The boys lined up along the fence, careful to stay back, Adam still holding on to Daniel.

They stood and stared at the cow. She’d licked her calf. He was trying to stand, but she paused and looked at them, her eyes deceptively placid.

“It can’t stand up. There’s something wrong with it,” Caleb said, and those were the first words he’d spoken. For four years old, she thought he talked pretty well, but she hadn’t been around a whole lot of children other than helping Rose with her Sunday school class and occasionally teaching junior church.

“It’s brand new. It has to learn how to stand up,” Glory said, and then she added, “Do you remember when Daniel was born? He couldn’t stand up.”

“No. I don’t remember that.” Caleb looked at his brother like the idea that he once upon a time hadn’t been able to stand was outrageous.

Daniel had a thumb in his mouth and leaned back against Adam.

They stood and watched the calf for a little bit until it was able to get up. Standing on wobbly legs, it looked so adorably confused that it had been safe and warm just moments ago, and now the coldhearted world intruded.

The boys seemed to get a little restless though, so she asked, “Are you guys hungry?”

She got some nods, so she said, “Can I carry Daniel?”

“Daniel. Let the lady carry you,” Adam said, pushing his little brother.

Daniel pushed back against Adam, and Glory grinned. She probably wasn’t going to get him to trust her enough to let her carry him around.

“My name’s Glory,” she said, figuring they might not have heard their dad the first time and they could at least get that so they didn’t have to keep calling her “the lady.”

“Can I carry you?” She bent down a little to Daniel, deciding she wouldn’t know if he’d let her unless she tried.
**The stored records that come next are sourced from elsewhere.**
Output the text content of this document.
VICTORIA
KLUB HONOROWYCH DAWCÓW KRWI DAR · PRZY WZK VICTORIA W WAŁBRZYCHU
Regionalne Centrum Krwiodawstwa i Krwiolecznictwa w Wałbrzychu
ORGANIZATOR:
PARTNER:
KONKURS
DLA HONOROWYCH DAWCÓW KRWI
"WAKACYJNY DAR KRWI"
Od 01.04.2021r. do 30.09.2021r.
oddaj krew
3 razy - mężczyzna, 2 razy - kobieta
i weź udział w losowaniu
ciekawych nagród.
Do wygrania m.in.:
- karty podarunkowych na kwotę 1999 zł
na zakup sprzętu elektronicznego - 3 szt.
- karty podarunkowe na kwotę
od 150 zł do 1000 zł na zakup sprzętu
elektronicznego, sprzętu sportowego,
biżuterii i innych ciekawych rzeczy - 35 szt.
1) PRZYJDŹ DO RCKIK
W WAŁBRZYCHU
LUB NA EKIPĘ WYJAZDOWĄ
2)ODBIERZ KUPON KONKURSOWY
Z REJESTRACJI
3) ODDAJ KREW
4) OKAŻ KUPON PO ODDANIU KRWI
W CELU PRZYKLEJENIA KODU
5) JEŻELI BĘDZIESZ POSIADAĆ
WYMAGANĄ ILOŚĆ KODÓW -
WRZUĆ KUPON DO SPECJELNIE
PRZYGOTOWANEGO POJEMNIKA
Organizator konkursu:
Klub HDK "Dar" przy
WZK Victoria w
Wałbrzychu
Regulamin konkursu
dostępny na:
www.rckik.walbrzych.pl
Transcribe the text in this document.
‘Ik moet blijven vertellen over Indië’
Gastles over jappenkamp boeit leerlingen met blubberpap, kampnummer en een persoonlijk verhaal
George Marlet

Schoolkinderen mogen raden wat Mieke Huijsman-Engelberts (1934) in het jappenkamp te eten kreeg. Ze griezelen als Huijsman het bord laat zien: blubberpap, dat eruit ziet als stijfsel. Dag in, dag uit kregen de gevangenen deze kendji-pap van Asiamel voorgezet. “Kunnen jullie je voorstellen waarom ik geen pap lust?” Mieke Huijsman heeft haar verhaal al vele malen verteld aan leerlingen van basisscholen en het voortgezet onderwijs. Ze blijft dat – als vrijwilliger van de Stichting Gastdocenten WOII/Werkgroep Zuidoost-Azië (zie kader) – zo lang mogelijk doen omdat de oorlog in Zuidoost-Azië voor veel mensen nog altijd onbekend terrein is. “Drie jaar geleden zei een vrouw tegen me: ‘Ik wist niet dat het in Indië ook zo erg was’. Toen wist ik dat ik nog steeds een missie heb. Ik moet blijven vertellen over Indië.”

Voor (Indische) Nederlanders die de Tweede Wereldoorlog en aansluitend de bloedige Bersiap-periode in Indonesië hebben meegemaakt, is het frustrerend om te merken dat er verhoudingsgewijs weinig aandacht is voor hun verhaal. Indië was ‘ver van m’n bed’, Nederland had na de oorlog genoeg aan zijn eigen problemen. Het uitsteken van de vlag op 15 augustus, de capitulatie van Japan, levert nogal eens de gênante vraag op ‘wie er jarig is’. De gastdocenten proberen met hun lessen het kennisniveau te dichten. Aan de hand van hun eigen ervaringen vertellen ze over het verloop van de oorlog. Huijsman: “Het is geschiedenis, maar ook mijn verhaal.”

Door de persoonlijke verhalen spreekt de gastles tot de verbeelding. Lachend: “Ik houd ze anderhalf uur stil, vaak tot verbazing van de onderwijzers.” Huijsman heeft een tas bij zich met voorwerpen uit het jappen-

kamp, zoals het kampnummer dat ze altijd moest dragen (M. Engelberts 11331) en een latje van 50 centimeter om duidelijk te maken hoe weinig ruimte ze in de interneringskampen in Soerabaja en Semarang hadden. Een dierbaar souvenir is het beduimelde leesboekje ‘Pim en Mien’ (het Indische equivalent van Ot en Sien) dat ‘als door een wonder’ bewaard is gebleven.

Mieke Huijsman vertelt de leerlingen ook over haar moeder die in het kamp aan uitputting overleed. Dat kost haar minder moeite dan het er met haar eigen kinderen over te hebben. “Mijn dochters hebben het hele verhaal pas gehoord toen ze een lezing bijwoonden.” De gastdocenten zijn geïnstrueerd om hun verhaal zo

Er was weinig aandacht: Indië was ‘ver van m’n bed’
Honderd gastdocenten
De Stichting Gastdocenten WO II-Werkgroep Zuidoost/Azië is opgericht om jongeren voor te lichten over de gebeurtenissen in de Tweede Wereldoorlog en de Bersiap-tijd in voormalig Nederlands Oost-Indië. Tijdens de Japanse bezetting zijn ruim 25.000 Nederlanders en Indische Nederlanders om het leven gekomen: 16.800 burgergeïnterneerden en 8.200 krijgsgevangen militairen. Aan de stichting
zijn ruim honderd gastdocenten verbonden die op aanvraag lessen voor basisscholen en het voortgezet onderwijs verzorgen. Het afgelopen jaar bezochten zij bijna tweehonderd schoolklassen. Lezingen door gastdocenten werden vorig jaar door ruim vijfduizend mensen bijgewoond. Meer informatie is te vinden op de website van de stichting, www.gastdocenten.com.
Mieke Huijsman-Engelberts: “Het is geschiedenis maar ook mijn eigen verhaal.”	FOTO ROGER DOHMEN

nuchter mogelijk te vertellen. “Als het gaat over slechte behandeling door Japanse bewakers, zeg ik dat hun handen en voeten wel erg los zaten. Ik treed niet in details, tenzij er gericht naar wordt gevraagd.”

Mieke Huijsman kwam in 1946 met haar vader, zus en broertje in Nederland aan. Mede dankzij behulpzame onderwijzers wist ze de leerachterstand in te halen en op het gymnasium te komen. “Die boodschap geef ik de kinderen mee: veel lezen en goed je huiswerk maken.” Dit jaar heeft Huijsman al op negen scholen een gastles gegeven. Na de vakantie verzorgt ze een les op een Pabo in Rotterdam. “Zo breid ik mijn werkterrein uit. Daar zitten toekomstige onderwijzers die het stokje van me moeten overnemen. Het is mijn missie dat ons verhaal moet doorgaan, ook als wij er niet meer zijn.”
To her surprise, Daniel took another look at her, sucked on his thumb, and walked the two feet slowly toward her.

She was able to pick him up, grab a hold of Caleb’s hand, and herd the rest of the boys out of the aisles.

Whatever they were going to do with that cow and calf, whatever they were going to do with the herd of goats they needed to move, didn’t seem to be her concern anymore.

Maybe, if she had time as soon as she got the boys some food, she’d text Lavender and Orchid, her twin sisters, and let them know where she was. But her mom had probably already taken care of it.

These boys were her project tonight; they were worried about their dad and feeling a little lost. She wanted to help them as much as she could.